In a shell, first change directory to the place where you want Heritrix+Umbra to be installed. Then do the following.
mkdir heritrix-umbra cd heritrix-umbra wget https://sbforge.org/nexus/content/repositories/snapshots/org/archive/heritrix/heritrix/3.3.0-BDB-5.0.x-NAS-1.0-SNAPSHOT/heritrix-3.3.0-BDB-5.0.x-NAS-1.0-20180628.090816-4-dist.tar.gz tar -xzf heritrix-3.3.0-BDB-5.0.x-NAS-1.0-20180628.090816-4-dist.tar.gz rm heritrix-3.3.0-BDB-5.0.x-NAS-1.0-20180628.090816-4-dist.tar.gz cd heritrix-3.3.0-BDB-5.0.x-NAS-1.0-SNAPSHOT/bin ./heritrix -a admin:admin cd ../..
Now, in a browser, go to https://localhost:8443/ to test that it works.
Do a which python
and make sure that the python
there points at a python 3 and if it does not, make sure that it does.
Then, to install Umbra, do the following.
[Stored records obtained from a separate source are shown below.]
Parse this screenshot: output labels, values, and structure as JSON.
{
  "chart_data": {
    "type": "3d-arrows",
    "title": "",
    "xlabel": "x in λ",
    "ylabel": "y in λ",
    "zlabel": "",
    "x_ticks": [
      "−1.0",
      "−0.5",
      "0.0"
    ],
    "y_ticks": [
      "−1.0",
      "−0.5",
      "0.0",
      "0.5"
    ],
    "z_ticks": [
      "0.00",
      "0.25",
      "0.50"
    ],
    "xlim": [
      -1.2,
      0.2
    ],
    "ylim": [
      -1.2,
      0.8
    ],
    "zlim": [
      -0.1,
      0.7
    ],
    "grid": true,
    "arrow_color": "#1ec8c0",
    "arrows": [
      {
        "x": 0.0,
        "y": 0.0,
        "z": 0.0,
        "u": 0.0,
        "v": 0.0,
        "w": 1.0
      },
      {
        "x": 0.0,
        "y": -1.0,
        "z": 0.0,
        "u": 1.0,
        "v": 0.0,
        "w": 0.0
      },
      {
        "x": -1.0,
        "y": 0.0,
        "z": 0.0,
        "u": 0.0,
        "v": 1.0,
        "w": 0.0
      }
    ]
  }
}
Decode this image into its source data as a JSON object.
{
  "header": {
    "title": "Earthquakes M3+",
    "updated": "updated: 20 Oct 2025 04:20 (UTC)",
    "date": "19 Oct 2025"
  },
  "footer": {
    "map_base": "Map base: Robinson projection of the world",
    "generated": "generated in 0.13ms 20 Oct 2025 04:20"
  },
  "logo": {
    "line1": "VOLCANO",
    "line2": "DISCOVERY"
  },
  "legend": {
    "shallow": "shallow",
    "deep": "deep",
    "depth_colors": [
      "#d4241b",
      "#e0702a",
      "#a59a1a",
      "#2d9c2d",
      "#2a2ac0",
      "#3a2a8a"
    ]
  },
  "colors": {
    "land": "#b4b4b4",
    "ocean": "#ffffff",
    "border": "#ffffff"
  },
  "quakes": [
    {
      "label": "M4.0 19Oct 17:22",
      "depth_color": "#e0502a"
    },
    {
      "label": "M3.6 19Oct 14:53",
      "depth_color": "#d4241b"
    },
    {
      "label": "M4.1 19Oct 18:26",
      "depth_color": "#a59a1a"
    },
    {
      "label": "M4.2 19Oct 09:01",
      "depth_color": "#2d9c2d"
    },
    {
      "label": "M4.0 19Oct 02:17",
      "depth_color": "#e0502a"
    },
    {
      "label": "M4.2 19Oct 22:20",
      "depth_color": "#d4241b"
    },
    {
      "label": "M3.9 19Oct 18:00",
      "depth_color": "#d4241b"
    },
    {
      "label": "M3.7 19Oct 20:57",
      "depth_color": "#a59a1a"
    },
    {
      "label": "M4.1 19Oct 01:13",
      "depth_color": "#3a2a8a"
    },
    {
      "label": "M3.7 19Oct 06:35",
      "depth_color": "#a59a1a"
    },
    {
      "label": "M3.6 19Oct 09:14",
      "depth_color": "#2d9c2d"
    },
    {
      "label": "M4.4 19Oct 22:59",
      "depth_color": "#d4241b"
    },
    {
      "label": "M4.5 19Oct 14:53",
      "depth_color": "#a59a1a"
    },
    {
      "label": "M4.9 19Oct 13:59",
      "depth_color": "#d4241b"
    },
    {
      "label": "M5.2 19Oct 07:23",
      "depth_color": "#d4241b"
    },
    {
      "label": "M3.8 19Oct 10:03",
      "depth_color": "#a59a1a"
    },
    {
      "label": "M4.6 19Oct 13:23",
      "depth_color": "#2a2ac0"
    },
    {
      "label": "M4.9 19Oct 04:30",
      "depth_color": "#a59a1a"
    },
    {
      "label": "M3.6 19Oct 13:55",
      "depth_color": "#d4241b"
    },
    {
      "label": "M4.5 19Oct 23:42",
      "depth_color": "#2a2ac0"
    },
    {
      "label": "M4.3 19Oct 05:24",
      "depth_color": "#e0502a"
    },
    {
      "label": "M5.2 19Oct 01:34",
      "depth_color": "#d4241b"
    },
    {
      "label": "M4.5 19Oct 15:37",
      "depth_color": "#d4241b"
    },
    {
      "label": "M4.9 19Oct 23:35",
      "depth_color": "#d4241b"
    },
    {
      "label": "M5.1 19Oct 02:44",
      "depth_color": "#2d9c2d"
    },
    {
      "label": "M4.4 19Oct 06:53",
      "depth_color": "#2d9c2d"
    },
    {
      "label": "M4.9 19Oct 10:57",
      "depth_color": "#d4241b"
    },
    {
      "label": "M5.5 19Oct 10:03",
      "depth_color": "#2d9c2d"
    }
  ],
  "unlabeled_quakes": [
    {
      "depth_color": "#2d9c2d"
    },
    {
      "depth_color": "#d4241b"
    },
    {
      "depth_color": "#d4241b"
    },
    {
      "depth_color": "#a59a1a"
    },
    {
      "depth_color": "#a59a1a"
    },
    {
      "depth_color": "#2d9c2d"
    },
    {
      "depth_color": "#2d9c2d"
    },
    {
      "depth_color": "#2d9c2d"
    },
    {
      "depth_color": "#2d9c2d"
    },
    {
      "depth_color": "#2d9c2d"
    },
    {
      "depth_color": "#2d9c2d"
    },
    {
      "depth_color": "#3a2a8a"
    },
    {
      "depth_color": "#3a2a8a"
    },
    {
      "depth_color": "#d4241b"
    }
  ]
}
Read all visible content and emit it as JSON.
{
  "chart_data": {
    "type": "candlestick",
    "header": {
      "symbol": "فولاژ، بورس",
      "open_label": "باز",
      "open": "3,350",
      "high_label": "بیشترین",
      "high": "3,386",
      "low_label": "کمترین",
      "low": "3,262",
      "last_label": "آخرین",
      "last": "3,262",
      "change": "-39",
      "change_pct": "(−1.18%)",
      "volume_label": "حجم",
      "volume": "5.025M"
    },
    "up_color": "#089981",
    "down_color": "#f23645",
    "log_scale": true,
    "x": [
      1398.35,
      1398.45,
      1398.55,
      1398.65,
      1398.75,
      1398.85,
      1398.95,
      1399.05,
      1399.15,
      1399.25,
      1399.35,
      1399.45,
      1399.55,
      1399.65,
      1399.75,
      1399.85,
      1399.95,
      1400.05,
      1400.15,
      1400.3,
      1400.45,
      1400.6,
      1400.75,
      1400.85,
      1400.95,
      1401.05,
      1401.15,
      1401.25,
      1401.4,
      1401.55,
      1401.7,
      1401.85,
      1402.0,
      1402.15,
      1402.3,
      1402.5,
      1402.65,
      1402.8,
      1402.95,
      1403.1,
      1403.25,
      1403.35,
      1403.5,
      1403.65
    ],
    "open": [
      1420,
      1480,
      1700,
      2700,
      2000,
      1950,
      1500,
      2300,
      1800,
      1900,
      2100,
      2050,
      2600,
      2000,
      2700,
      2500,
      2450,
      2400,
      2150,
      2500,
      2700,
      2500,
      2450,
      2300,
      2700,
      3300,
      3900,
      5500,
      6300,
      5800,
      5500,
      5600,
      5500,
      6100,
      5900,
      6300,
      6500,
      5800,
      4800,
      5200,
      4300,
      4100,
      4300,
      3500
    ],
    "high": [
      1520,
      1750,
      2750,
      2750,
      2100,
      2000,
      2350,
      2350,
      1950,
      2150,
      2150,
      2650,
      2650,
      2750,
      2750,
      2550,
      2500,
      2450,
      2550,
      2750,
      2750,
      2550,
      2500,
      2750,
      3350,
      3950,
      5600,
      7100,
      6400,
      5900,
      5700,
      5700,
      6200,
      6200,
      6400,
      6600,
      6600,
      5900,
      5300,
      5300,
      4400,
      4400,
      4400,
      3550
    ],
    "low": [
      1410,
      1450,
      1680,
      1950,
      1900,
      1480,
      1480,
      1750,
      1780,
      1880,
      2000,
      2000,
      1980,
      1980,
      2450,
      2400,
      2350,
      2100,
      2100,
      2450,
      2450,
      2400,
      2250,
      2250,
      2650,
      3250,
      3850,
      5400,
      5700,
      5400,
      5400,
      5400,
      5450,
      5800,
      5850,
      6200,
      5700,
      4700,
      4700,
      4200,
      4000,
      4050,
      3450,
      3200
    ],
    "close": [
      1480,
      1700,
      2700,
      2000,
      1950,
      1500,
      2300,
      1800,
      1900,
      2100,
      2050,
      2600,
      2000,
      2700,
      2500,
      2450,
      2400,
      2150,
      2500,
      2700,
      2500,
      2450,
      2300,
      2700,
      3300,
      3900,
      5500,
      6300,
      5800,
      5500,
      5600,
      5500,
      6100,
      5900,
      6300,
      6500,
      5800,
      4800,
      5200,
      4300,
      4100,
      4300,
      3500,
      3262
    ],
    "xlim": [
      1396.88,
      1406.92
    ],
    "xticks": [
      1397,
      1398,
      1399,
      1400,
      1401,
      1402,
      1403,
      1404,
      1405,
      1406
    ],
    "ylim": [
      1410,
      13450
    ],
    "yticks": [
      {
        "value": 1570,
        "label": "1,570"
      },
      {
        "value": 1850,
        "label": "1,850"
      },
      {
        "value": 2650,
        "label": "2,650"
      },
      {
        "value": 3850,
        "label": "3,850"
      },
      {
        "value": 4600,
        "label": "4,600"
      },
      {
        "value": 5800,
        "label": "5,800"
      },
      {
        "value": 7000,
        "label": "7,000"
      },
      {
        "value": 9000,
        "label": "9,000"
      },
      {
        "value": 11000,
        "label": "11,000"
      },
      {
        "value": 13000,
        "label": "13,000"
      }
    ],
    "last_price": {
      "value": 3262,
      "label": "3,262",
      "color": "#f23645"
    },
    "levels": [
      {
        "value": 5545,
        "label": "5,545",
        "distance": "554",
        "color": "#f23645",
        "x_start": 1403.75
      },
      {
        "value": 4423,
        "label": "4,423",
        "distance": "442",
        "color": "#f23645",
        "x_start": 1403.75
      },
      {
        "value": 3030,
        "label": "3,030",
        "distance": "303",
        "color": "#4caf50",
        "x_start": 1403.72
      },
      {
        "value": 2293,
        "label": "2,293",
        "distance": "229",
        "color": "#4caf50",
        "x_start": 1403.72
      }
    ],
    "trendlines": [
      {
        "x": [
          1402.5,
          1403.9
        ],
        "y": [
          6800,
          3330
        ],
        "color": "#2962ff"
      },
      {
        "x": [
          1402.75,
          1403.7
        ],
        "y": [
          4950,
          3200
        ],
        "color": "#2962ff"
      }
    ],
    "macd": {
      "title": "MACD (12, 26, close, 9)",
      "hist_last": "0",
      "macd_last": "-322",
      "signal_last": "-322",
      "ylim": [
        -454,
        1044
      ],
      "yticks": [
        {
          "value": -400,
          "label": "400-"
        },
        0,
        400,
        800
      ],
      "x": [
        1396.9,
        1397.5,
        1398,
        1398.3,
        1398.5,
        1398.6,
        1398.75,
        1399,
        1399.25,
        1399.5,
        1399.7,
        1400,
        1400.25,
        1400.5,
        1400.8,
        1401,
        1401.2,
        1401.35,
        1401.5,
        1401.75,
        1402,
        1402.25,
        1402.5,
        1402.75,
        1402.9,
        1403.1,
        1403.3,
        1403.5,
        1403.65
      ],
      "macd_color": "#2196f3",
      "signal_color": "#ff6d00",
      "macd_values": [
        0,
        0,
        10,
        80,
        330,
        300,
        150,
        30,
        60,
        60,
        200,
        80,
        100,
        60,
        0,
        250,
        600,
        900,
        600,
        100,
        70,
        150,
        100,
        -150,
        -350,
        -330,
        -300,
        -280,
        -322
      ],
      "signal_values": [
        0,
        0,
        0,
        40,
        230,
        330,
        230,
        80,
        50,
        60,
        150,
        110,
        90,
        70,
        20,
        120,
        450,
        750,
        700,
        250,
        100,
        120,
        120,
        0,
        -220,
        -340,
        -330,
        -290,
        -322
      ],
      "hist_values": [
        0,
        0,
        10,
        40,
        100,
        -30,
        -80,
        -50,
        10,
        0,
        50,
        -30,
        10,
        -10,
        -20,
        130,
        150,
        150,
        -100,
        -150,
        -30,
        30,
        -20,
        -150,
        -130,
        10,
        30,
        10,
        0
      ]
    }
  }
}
sudo apt-get update sudo apt-get -y install python3-pip sudo -H pip3 install git+https://github.com/internetarchive/umbra.git sudo apt-get install rabbitmq-server sudo rabbitmq-plugins enable rabbitmq_management sudo rabbitmq-plugins enable rabbitmq_shovel sudo rabbitmq-plugins enable rabbitmq_shovel_management sudo service rabbitmq-server restart
RabbitMQ should now be reachable at http://localhost:15672 (user: guest, pass: guest).
Do
cd heritrix-3.3.0-BDB-5.0.x-NAS-1.0-SNAPSHOT/jobs/ mkdir myTestJob cd myTestJob
Get a Heritrix 3 Crawl Job Configuration File (like this one:
),put it in heritrix-umbra/heritrix-3.3.0-BDB-5.0.x-NAS-1.0-SNAPSHOT/jobs/myTestJob/
and rename it to crawler-beans.cxml
At the top of the file, just above the first bean
tag (not beans
), insert:
<bean class="org.archive.crawler.frontier.AMQPUrlReceiver"/> <bean id="umbraBean" class="org.archive.modules.AMQPPublishProcessor"> <property name="clientId" value="requests"/> </bean>
Also, in the same file, find
<bean id="fetchProcessors"
and within that bean, just under
<ref bean="extractorSwf"/>
add the line:
<ref bean="umbraBean"/>
Then, still under the myTestJob
dir, create a text file called seeds.txt
with a single line saying: http://netarkivet.dk
Now, in a browser, go to https://localhost:8443/ and paste the path to the myTestJob
dir into the field under add existing job, and click the add button. "myTestJob" should appear at the bottom of the window, so click it.
On the page that appears, click the build button
NOTE: Heritrix can be killed by doing a
ps ax | grep eritrix
and killing the relevant process.